RE-CICLO: Learning from Fortaleza’s use of e-mobility to improve waste recycling

Learning to ride an e-tricycle, efficiently

RE-CICLO: Learning from Fortaleza’s use of e-mobility to improve waste recycling

Learning to ride an e-tricycle, efficiently
29 Jun 2022
E-Mobility

In 2020, the city of Fortaleza went the extra mile to rethink door to door solid waste collecting. To make collection more efficient and improve the working conditions for waste collectors in the city, the municipality, with technical support from the Transformative Urban Mobility Initiative (TUMI Initiative) and the engaged work of accredited waste-collecting associations, implemented “RE-CICLO.” The pilot project promotes the use of electrically assisted tricycles in recyclable waste collecting.

As RE-CICLO’s first phase is coming to an end and Fortaleza prepares to implement its second phase, there has been some reflection about what’s been learned. How they overcame challenges experienced throughout the transition process during which waste collectors moved from pushing around regular carts to e-tricycles have been shared in the handbook RE-CICLO: electric tricycles for recyclable material collection.”

Presenting the most important steps taken during project planning and implementation, the handbook provides a set of recommendations, such as how to train waste collectors on riding the tricycle. It offers overall considerations for the replication of a project like RE-CICLO in other cities.



We took the time to understand the challenges. We listened. We had to learn that we were the outsiders and that our ideas cannot be imposed, but rather discussed and improved collectively with active participation and with input from the waste collector and the associations. Tais Costa, Cordinator of Fortaleza’s Innovation Lab

Time, engaged partners and empathy: keys to RE-CICLO´s success

RE-CICLOS’s success is the result of hard work and constant communication. Tais Costa, Cordinator of Fortaleza’s Innovation Lab highlights two issues that played a key role on implementing RE-CIC, LOo:

“First of all, time. We took the time to understand the challenges. We listened. We had to learn that we were the outsiders and that our ideas cannot be imposed, but rather discussed and improved collectively with active participation and with input from the waste collector and the associations.”

“There were many unknown facts that made us stop and rethink: from not knowing if waste collectors would be able to drive a fully loaded tricycle or if the tricycle models would fit in the association’s warehouses,” notes Costa. “Coming up with sustainable solutions was only possible by building a solid and close relationship with the associations and individual waste collectors.”

As Nirlania Leite, the project manager at Fortaleza’s Innovation Lab points out, having an engaged partner and being empathic to their needs allowed both the team from the municipality and TUMI to land the prototype that would be used. “We managed to get the size, the bike dimensions, baskets and cart right, so that waste collectors could transition from human powered vehicles to electric-assisted bikes that allow them to serve the community more efficiently.”

Another important step was the door-to-door campaign. “Some waste collectors were very hesitant about doing the campaign.
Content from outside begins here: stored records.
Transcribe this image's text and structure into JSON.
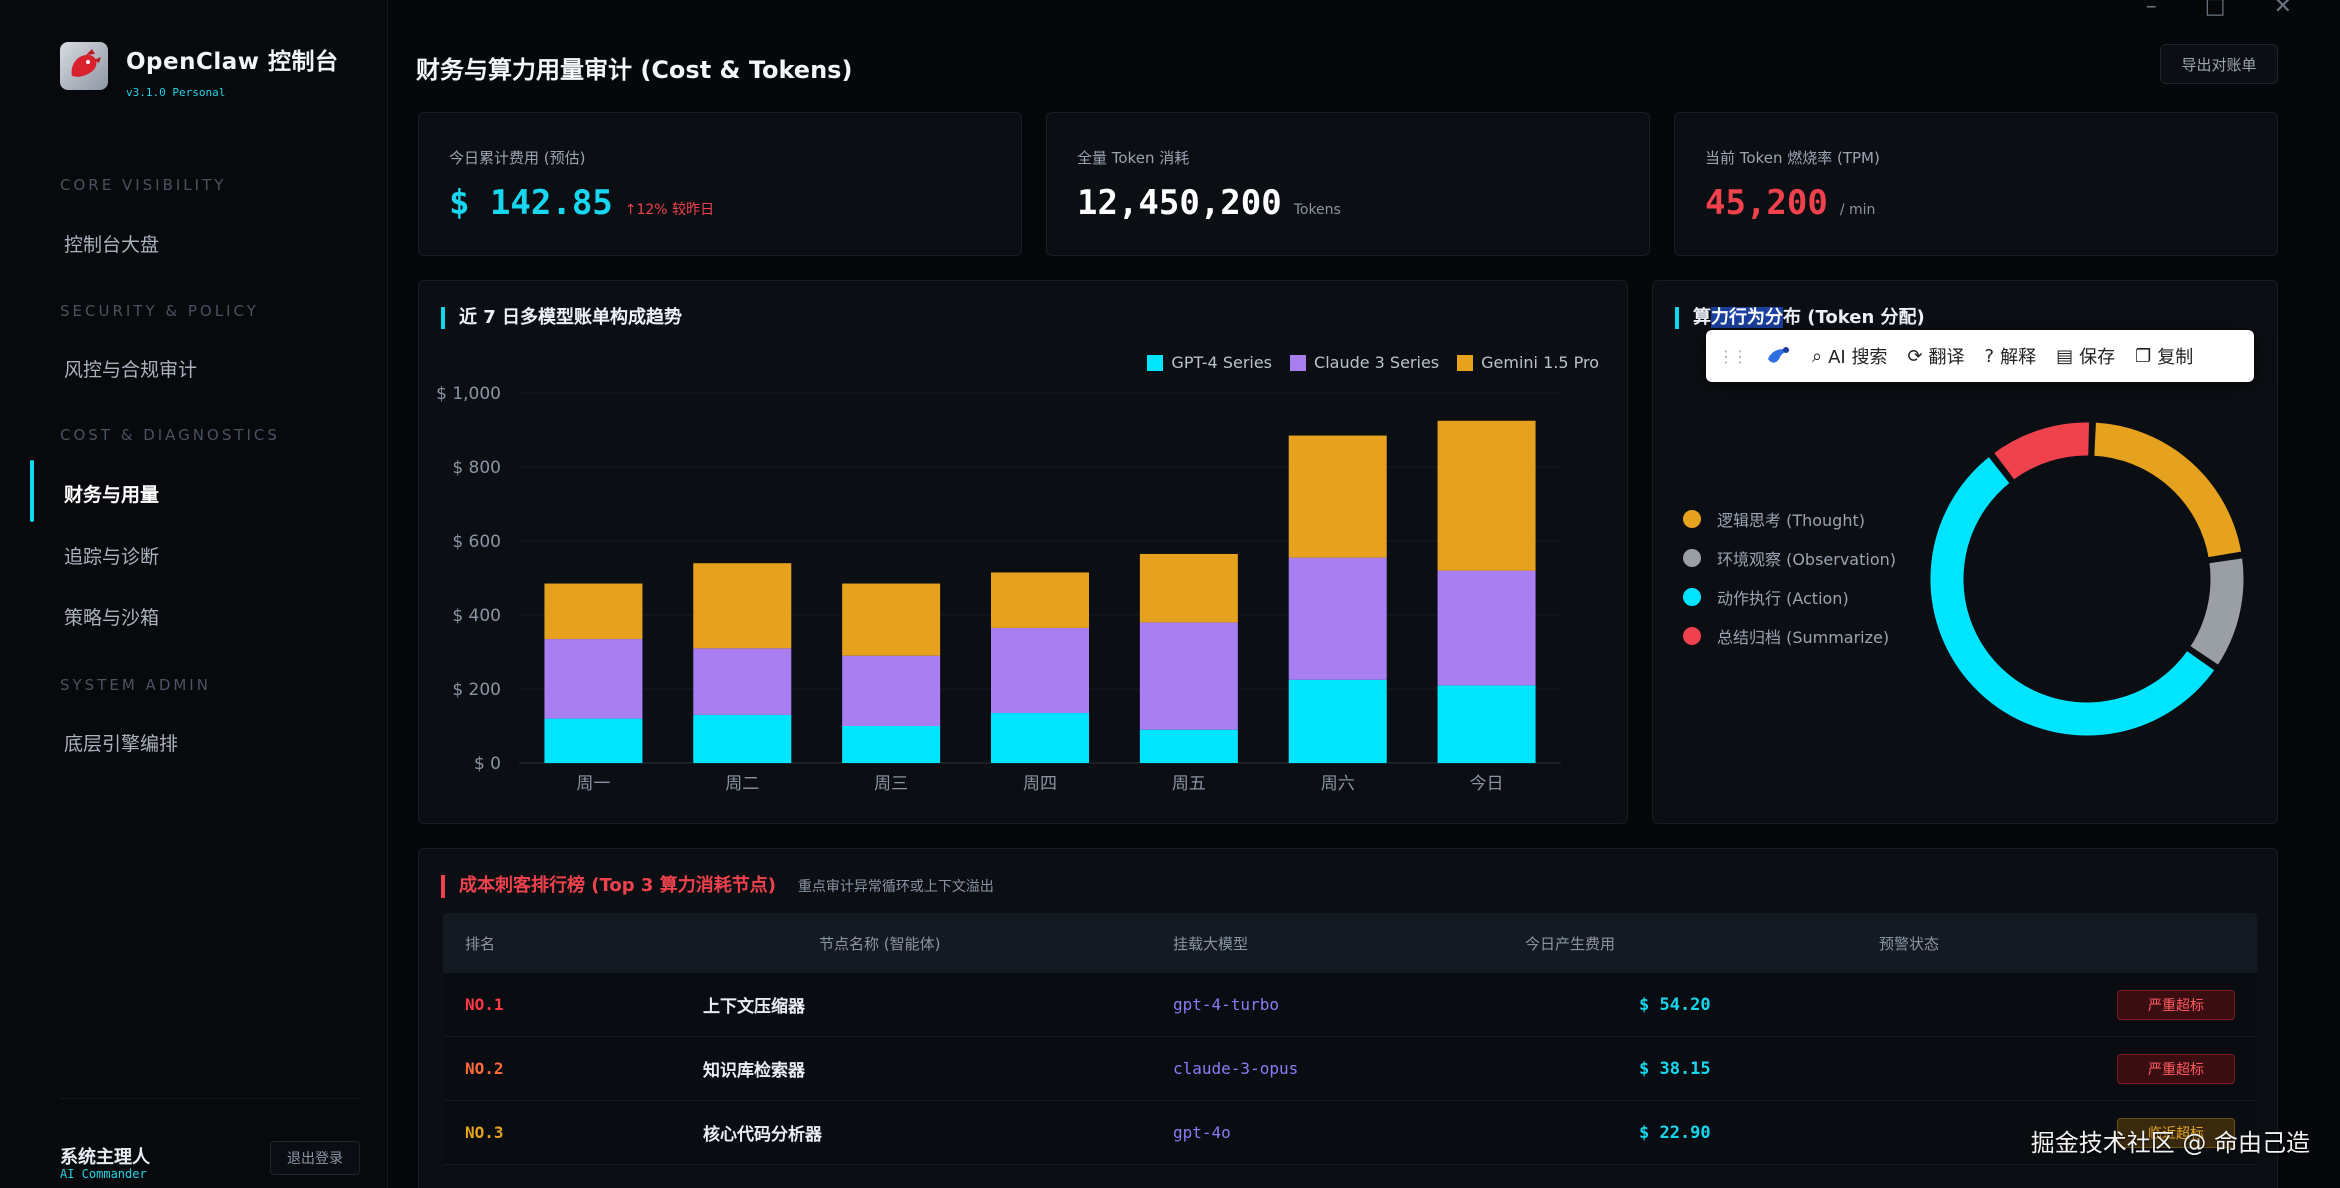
{
  "app": {
    "name": "OpenClaw 控制台",
    "version": "v3.1.0 Personal",
    "title": "财务与算力用量审计 (Cost & Tokens)",
    "export_label": "导出对账单"
  },
  "window_controls": {
    "minimize": "–",
    "maximize": "□",
    "close": "✕"
  },
  "sidebar": {
    "sections": [
      {
        "label": "CORE VISIBILITY",
        "items": [
          "控制台大盘"
        ]
      },
      {
        "label": "SECURITY & POLICY",
        "items": [
          "风控与合规审计"
        ]
      },
      {
        "label": "COST & DIAGNOSTICS",
        "items": [
          "财务与用量",
          "追踪与诊断",
          "策略与沙箱"
        ]
      },
      {
        "label": "SYSTEM ADMIN",
        "items": [
          "底层引擎编排"
        ]
      }
    ],
    "active_item": "财务与用量",
    "user": {
      "name": "系统主理人",
      "role": "AI Commander",
      "logout": "退出登录"
    }
  },
  "kpis": [
    {
      "label": "今日累计费用 (预估)",
      "value": "$ 142.85",
      "trend": "↑12% 较昨日",
      "color": "#16d7ef"
    },
    {
      "label": "全量 Token 消耗",
      "value": "12,450,200",
      "unit": "Tokens",
      "color": "#ffffff"
    },
    {
      "label": "当前 Token 燃烧率 (TPM)",
      "value": "45,200",
      "unit": "/ min",
      "color": "#f0424d"
    }
  ],
  "chart_data": [
    {
      "type": "bar",
      "stacked": true,
      "title": "近 7 日多模型账单构成趋势",
      "categories": [
        "周一",
        "周二",
        "周三",
        "周四",
        "周五",
        "周六",
        "今日"
      ],
      "series": [
        {
          "name": "GPT-4 Series",
          "color": "#00e5ff",
          "values": [
            120,
            130,
            100,
            135,
            90,
            225,
            210
          ]
        },
        {
          "name": "Claude 3 Series",
          "color": "#a97ef0",
          "values": [
            215,
            180,
            190,
            230,
            290,
            330,
            310
          ]
        },
        {
          "name": "Gemini 1.5 Pro",
          "color": "#e6a21e",
          "values": [
            150,
            230,
            195,
            150,
            185,
            330,
            405
          ]
        }
      ],
      "ylim": [
        0,
        1000
      ],
      "yticks": [
        "$ 0",
        "$ 200",
        "$ 400",
        "$ 600",
        "$ 800",
        "$ 1,000"
      ],
      "legend_position": "top-right"
    },
    {
      "type": "pie",
      "donut": true,
      "title_parts": [
        "算",
        "力行为分",
        "布 (Token 分配)"
      ],
      "slices": [
        {
          "name": "逻辑思考 (Thought)",
          "value": 22,
          "color": "#e6a21e"
        },
        {
          "name": "环境观察 (Observation)",
          "value": 12,
          "color": "#9a9ea5"
        },
        {
          "name": "动作执行 (Action)",
          "value": 55,
          "color": "#00e5ff"
        },
        {
          "name": "总结归档 (Summarize)",
          "value": 11,
          "color": "#f0424d"
        }
      ],
      "legend_position": "left"
    }
  ],
  "toolbar": {
    "items": [
      "AI 搜索",
      "翻译",
      "解释",
      "保存",
      "复制"
    ]
  },
  "ranking": {
    "title": "成本刺客排行榜 (Top 3 算力消耗节点)",
    "subtitle": "重点审计异常循环或上下文溢出",
    "headers": [
      "排名",
      "节点名称 (智能体)",
      "挂载大模型",
      "今日产生费用",
      "预警状态"
    ],
    "rows": [
      {
        "rank": "NO.1",
        "node": "上下文压缩器",
        "model": "gpt-4-turbo",
        "cost": "$ 54.20",
        "status": "严重超标",
        "level": "red",
        "rank_color": "#ff3a44"
      },
      {
        "rank": "NO.2",
        "node": "知识库检索器",
        "model": "claude-3-opus",
        "cost": "$ 38.15",
        "status": "严重超标",
        "level": "red",
        "rank_color": "#ff6a3a"
      },
      {
        "rank": "NO.3",
        "node": "核心代码分析器",
        "model": "gpt-4o",
        "cost": "$ 22.90",
        "status": "临近超标",
        "level": "amber",
        "rank_color": "#e6a21e"
      }
    ]
  },
  "watermark": "掘金技术社区 @ 命由己造"
}
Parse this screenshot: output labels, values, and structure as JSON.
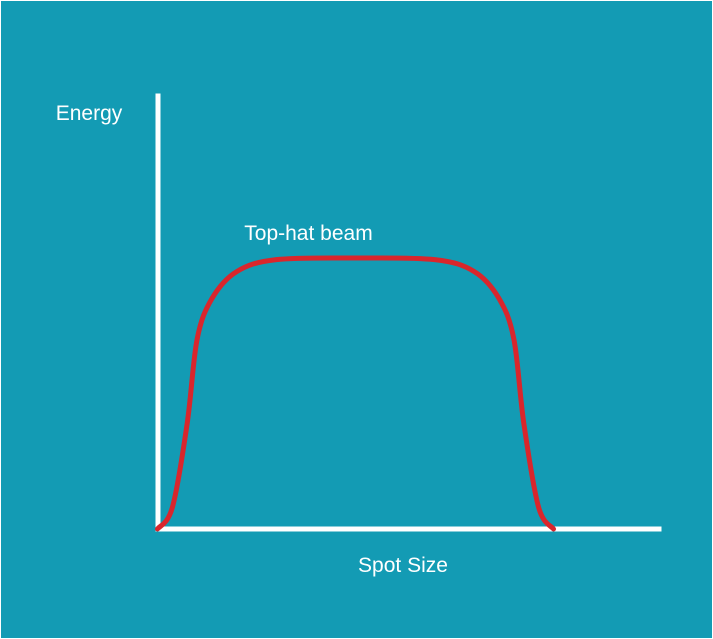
{
  "colors": {
    "background": "#139bb4",
    "axis": "#ffffff",
    "curve": "#d9262c",
    "text": "#ffffff"
  },
  "chart_data": {
    "type": "line",
    "title": "",
    "xlabel": "Spot Size",
    "ylabel": "Energy",
    "grid": false,
    "legend": "none",
    "xlim": [
      0,
      10
    ],
    "ylim": [
      0,
      10
    ],
    "series": [
      {
        "name": "Top-hat beam",
        "x": [
          1.0,
          1.3,
          1.6,
          1.8,
          2.1,
          2.6,
          3.4,
          5.0,
          6.6,
          7.4,
          7.9,
          8.2,
          8.4,
          8.7,
          9.0
        ],
        "y": [
          0.0,
          0.8,
          3.9,
          7.0,
          8.5,
          9.5,
          9.94,
          10.0,
          9.94,
          9.5,
          8.5,
          7.0,
          3.9,
          0.8,
          0.0
        ]
      }
    ],
    "annotations": [
      {
        "text": "Top-hat beam",
        "x": 5.0,
        "y": 10.0
      }
    ]
  }
}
We couldn't understand why they were so shy about carrying out the campaign. The fact was that they couldn't imagine the idea of having to talk to people, to the business owners. What seemed logical to us (making sure people knew about their service) was so strange to them, because their work is often disregarded. As they shared these concerns with us, we were able to find an alternative strategy that would, in the end, help them overcome this fear of conducting the door-to-door campaign and in fact increase their material collected in these establishments,” says Leite.

“For scaling up, it is also important to support the associations in professionalization. Even though the e-tricycles helped change the perception society has about waste collectors in Fortaleza, they are still a very vulnerable group of workers. It’s not only about supplying the means but also transforming the perception of the entire waste management process and the service the collectors provide to the city" Victo Valente, TUMI Technical Advisor

Can RE-CICLO happen in other Brazilian or South American cities?

The advisory team at TUMI believes that a project such as RE-CICLO can happen in other cities. Victor Valente, senior advisor at TUMI believes that as long as the local associations of waste collectors or even any individual's concerns and ideas are considered part of the project. Mr. Valente points out that a project of this nature must be developed in a participative and tailormade manner.

“For scaling up, it is also important to support the associations in professionalization. Even though the e-tricycles helped change the perception society has about waste collectors in Fortaleza, they are still a very vulnerable group of workers. It’s not only about supplying the means but also transforming the perception of the entire waste management process and the service the collectors provide to the city.” Highlighted Mr. Valente as a final remark.

RE-CICLO: electric tricycles for recyclable material collection” was a handbook published based on the pilot project by the Municipality de Fortaleza with the support of TUMI, implemented by the Deutsche Gesellschaft für Internationale Zusammenarbeit (GIZ) on behalf of the Ministry for Economic Cooperation and Development (BMZ).